There are no other relevant violations. Purely formal violations of the principles of good record keeping do not mean that the storage and processing of the data contained therein is illegal. Against this background, the applicants' argument that the documents are not arranged in chronological order, that individual sheets are duplicated or only available in duplicate, or that there are pages that are not paginated between the files are irrelevant. Other possible formal inaccuracies, such as a missing signature under the minutes of the class conference on October 10, 2018 (page 5 of the student form part III) or the school aid conference on December 12, 2019 (pages 108-109) do not constitute grounds for the illegality of the data processing in this sense. 
A right to erasure from the law on the protection of personal data in the Berlin administration of June 13, 2018 - BlnDSG - [GVBl. 2018, 418]) does not exist. Admittedly, the rules of Section 66 SchulG in conjunction with the SchuldatenV itself do not provide for the right to erasure due to the area exception of Section 2 (8) sentence 1 BlnDSG and are not conclusive in this respect (see Section 2 (8) sentence 2 BlnDSG). However, the BlnDSG does not contain any general right to erasure within the scope of the GDPR. Because the BlnDSG in its new version, as evidenced by the justification of the law, only serves to supplement, clarify and possibly limit the GDPR and not to repeat the provisions contained therein (see House of Representatives of Berlin, printed matter 18/1033 of 9 May 2018, p. 68) . The right to erasure from § 25 BlnDSG only concerns the case of documents from public archives that are not relevant here.
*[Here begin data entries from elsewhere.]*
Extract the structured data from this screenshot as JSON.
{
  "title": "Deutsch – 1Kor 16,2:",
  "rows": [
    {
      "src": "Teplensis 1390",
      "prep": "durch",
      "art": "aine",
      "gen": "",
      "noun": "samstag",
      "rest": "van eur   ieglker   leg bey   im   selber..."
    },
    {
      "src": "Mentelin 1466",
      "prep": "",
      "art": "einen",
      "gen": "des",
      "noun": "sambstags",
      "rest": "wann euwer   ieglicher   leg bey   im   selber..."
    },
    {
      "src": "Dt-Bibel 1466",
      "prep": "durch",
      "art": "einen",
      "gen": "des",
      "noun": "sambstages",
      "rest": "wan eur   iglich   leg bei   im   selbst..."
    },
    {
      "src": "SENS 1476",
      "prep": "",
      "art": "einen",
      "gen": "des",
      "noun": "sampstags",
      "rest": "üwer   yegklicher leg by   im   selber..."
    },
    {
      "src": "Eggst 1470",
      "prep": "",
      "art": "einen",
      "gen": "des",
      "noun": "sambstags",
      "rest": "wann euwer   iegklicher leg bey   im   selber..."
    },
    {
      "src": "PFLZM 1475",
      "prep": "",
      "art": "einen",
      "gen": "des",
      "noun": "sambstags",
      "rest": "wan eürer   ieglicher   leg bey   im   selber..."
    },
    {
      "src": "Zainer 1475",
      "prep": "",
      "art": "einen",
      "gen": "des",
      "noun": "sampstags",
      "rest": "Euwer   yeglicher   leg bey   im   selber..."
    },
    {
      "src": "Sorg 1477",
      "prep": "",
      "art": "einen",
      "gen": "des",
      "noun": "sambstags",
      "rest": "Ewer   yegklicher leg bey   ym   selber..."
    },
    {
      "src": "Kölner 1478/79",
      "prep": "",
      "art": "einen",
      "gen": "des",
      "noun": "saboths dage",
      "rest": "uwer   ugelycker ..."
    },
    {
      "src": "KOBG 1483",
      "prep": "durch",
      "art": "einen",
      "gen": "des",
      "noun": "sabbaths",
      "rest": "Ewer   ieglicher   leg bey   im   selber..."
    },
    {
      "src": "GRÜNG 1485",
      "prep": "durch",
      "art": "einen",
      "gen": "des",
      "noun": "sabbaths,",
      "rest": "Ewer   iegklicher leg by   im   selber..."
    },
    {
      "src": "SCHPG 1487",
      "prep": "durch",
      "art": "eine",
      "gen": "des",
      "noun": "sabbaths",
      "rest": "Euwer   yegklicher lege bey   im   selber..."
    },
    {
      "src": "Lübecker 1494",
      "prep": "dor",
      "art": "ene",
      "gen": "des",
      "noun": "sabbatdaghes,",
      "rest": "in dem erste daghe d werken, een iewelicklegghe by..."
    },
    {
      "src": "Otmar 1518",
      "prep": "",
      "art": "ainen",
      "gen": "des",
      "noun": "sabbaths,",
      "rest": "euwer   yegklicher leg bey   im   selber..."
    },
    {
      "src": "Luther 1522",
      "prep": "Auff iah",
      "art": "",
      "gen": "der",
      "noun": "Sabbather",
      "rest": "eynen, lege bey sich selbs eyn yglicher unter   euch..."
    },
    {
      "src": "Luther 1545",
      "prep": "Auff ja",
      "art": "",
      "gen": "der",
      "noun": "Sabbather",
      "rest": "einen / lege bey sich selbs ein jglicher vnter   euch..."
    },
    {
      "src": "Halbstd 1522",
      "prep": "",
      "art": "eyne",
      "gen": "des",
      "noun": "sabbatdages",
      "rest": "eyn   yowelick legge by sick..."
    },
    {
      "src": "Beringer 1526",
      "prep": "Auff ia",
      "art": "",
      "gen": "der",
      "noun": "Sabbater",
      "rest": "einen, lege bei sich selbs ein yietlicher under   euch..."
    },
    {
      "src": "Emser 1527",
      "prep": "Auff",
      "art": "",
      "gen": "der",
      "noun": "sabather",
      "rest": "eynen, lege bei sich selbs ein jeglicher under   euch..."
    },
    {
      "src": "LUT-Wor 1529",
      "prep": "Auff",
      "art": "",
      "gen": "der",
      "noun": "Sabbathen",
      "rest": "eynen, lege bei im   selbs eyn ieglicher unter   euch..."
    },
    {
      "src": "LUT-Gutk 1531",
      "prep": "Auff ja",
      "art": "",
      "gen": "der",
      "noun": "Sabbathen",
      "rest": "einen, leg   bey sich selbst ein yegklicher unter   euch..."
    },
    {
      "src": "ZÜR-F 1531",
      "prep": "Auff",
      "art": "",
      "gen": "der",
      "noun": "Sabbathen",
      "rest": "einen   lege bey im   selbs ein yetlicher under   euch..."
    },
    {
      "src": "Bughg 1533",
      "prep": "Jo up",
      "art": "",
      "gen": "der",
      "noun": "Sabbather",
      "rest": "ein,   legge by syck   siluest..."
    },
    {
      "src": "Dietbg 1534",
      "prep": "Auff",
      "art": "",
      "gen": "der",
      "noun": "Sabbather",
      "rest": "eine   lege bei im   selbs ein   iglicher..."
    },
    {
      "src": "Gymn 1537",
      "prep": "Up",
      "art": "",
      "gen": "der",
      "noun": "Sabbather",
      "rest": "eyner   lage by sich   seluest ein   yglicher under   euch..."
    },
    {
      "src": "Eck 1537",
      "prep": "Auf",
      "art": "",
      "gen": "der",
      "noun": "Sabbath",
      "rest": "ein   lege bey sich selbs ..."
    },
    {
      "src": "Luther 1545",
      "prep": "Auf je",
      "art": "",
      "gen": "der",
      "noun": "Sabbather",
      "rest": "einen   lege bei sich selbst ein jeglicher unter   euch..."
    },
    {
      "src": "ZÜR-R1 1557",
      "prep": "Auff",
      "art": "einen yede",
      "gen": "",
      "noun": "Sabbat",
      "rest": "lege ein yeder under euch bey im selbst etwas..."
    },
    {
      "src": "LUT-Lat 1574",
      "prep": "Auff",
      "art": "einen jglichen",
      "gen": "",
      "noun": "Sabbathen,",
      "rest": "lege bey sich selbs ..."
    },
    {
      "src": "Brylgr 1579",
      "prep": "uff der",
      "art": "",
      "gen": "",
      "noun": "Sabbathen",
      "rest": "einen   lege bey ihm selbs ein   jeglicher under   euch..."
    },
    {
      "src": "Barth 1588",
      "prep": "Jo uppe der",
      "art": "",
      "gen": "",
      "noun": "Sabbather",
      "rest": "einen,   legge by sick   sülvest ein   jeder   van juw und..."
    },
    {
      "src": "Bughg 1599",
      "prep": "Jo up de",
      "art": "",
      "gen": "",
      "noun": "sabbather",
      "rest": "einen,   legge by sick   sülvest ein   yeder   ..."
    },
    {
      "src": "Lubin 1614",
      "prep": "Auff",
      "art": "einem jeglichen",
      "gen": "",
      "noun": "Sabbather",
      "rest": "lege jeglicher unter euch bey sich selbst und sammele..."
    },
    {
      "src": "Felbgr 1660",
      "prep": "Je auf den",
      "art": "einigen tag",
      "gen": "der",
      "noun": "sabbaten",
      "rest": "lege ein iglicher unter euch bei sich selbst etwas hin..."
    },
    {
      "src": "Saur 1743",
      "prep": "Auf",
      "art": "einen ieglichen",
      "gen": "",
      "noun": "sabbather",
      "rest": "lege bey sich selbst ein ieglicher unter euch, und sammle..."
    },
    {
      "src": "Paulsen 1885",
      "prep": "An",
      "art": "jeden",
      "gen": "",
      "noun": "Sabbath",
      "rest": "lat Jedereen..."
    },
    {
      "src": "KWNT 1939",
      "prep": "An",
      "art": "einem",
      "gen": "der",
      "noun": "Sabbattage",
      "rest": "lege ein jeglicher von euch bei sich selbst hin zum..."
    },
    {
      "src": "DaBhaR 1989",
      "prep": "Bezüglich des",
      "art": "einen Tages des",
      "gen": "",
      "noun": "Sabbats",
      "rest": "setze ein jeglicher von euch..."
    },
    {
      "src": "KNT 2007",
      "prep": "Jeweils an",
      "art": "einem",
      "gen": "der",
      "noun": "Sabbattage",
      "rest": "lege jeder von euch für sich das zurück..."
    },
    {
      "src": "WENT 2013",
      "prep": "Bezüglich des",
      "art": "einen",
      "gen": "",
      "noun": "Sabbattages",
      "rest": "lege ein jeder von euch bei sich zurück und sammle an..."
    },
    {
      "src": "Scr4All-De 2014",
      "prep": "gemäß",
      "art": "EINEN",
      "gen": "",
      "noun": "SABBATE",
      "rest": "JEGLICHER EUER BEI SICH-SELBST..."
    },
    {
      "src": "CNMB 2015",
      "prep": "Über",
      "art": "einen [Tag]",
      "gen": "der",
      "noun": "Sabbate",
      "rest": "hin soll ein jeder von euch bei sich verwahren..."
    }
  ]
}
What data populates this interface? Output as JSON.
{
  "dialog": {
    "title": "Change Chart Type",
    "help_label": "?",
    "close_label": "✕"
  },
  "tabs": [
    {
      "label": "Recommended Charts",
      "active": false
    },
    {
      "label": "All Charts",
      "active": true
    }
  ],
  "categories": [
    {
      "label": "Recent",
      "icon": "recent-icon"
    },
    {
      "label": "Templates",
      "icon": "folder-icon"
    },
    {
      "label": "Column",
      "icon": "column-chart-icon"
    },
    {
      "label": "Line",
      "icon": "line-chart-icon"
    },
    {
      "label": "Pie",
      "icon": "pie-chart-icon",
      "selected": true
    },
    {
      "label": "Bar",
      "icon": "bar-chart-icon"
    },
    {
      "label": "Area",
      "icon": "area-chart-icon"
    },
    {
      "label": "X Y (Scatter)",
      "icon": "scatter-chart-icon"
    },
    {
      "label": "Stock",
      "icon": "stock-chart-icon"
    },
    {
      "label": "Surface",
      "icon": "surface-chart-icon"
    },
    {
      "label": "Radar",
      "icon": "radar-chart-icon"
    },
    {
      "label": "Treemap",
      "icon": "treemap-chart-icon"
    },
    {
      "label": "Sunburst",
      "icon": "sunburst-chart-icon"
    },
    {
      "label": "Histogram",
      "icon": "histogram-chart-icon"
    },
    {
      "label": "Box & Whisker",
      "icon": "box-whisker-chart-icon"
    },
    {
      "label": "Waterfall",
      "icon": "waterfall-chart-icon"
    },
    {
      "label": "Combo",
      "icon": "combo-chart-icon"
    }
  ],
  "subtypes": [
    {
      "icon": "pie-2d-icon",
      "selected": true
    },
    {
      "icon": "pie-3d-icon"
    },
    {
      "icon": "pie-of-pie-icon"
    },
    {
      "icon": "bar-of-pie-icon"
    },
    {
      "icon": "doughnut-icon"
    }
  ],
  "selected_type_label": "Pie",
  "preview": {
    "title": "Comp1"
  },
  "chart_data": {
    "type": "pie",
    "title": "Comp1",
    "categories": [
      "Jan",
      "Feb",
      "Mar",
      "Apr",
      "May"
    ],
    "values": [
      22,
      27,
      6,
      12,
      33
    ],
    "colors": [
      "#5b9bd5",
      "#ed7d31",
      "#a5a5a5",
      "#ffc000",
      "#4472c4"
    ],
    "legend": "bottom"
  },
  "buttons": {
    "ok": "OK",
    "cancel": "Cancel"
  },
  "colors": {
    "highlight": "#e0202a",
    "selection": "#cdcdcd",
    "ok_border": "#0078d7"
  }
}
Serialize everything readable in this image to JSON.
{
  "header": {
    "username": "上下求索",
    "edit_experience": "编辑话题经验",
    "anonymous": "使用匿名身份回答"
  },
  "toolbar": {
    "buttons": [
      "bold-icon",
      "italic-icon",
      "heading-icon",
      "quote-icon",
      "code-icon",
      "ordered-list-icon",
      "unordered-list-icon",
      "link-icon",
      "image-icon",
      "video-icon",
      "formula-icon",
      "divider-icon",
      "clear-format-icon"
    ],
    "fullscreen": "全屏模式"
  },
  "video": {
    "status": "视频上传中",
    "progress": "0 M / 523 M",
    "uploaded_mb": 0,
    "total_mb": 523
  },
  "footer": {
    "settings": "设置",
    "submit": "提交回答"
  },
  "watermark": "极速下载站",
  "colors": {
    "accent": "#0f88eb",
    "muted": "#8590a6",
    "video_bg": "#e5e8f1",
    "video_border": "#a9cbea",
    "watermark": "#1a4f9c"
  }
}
The regulation of § 44 BlnDSG is only applicable to matters that are not relevant here the scope of Directive (EU) 2016/680 of the European Parliament and of the Council of April 27, 2016 on the protection of natural persons in the processing of personal data by the responsible Authorities for the purpose of preventing, investigating, detecting or prosecuting criminal offenses or the execution of sentences, as well as the free movement of data and repeal of Council Framework Decision 2008/977 / JHA (OJ L 119, p. 89). 
The Federal Data Protection Act of June 30, 2017 (Federal Law Gazette I p. 2097) - BDSG -, last amended on November 20, 2019 (Federal Law Gazette I p. 1626) does not apply because it does not involve the processing of personal data by public Agency of the federal government or a public agency of the federal states, which carries out federal law or acts as a body of justice, (cf. § 1 para. 1 BDGS). 
Since no claim to deletion has already been made credible, the asserted claim to the creation of a clean and newly paginated student file is ruled out from the outset. 
For the reasons mentioned above, the requirements for the auxiliary application are not met either. 
The decision on costs follows from sections 154 (1) and 159 sentence 1 of the VwGO in conjunction with section 100 (1) ZPO. The determination of the amount in dispute is based on Section 52 (1) and (2) in conjunction with Section 53 (2) No. 1 of the GKG, whereby the amount in dispute must be measured at half the initial value of Section 52 (2) of the GKG in school law urgent proceedings (see OVG Berlin-Brandenburg, decision of April 18, 2013 - OVG 3 S 17.13 - mwN).